O Estado português “acolheu a herança dos Stephens ao longo de cerca de 180 anos, mantendo a sua responsabilidade pública de herdeiro e detentor da Fábrica de Vidros, assumindo o papel de um proprietário prudente a quem era devido resolver, por um lado, a utilidade industrial da fábrica de vidros e sua rentabilidade económica e social, procurando evitar os efeitos nefastos para a economia e para os orçamentos de Estado e, ao mesmo tempo, perpetuando-a em nome da continuidade da indústria naquele lugar ao serviço dos vidreiros da Marinha Grande, dando cumprimento aos valores sociais determinados no texto dos testamentos dos Stephens, o que, em tempos de crise, também constituía uma garantia de trabalho e assistência aos seus artífices, operários e respectivas famílias, através de subsídios estatais ou soluções de oferta de trabalho no Pinhal de Leiria”, acrescentou.

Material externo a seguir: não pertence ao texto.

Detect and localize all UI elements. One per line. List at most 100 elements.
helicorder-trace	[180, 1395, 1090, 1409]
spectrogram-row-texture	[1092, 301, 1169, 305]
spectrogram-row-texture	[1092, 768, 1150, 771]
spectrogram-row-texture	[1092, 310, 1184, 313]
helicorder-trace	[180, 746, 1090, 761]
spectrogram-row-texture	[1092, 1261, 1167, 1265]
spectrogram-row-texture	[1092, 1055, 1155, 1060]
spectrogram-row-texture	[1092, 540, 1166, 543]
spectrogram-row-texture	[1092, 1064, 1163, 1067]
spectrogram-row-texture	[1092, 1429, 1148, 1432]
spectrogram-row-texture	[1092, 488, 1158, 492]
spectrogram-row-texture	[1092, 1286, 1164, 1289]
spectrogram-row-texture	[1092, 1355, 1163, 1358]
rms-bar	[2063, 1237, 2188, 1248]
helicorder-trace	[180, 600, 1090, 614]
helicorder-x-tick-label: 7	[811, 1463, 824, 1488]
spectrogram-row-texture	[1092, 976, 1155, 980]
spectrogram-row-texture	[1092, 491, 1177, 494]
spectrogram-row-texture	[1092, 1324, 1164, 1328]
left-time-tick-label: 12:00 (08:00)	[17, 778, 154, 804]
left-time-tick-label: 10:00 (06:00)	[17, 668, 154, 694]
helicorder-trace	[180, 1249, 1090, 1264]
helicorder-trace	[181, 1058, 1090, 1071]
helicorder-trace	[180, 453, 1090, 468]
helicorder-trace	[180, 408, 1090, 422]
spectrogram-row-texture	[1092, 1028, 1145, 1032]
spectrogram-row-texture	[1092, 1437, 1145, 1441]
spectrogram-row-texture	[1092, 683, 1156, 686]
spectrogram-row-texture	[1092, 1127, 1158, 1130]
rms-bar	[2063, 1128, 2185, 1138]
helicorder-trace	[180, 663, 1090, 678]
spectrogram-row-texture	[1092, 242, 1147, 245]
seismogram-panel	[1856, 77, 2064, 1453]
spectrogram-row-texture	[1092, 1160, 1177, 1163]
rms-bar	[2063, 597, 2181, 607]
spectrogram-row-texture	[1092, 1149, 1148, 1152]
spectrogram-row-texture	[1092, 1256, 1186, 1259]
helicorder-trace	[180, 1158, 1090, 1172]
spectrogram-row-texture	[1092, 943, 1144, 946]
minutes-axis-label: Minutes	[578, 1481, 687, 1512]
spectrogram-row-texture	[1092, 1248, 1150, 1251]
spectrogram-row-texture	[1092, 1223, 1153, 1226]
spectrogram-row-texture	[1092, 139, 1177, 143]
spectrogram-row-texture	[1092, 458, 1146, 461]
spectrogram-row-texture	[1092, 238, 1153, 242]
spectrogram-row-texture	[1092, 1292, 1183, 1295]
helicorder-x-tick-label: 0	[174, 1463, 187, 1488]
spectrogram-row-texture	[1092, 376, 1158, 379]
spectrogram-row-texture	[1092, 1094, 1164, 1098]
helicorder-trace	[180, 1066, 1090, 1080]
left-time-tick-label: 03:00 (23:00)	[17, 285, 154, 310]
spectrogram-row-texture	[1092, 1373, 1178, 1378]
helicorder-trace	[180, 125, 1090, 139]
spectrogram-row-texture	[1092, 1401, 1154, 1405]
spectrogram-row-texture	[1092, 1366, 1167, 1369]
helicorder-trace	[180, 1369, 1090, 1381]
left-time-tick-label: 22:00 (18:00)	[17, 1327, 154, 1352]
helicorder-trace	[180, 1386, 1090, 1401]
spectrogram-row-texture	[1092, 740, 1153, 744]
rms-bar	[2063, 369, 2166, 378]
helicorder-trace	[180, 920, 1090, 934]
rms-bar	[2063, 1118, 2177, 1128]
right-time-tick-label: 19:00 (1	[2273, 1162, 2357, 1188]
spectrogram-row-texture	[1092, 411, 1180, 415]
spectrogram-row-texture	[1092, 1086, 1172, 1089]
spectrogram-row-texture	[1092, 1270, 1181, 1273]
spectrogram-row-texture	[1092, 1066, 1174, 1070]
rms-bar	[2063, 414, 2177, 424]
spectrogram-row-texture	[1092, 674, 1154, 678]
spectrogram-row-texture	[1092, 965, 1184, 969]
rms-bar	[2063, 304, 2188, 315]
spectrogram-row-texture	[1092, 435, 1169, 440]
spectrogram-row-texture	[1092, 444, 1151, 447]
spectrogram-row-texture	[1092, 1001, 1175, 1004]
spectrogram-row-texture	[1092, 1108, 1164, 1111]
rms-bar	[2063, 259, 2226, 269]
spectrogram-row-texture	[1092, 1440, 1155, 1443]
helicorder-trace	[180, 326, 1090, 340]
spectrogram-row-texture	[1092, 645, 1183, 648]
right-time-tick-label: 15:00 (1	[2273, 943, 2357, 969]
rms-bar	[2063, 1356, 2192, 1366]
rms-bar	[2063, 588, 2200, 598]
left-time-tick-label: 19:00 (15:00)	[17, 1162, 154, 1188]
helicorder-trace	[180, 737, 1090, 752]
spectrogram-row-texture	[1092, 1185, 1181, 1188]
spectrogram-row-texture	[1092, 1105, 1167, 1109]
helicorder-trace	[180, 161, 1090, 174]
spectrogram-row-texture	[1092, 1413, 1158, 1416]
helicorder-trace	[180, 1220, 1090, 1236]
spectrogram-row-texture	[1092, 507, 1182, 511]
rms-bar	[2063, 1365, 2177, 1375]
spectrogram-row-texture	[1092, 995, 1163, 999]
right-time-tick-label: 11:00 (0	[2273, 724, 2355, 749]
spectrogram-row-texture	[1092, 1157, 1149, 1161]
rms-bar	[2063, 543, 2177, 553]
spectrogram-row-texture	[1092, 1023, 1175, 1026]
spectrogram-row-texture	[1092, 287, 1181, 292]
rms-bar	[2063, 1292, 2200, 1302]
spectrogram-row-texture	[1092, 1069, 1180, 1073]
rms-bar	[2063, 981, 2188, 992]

A FEIS – Fábrica-Escola Irmãos Stephens acabou por fechar em 1992. ““Fábrica Velha” fechou há 30 anos e ainda se faz o luto na Marinha Grande”, escreveu o Jornal de Leiria em novembro de 2022, dando conta que foi o “início do fim da indústria de vidro manual no concelho”. “As indústrias de vidro de embalagem e de cristalaria automatizadas da Marinha Grande prosperam hoje, mas soprar e manusear o vidro de forma artesanal é um ofício que já poucos dominam”.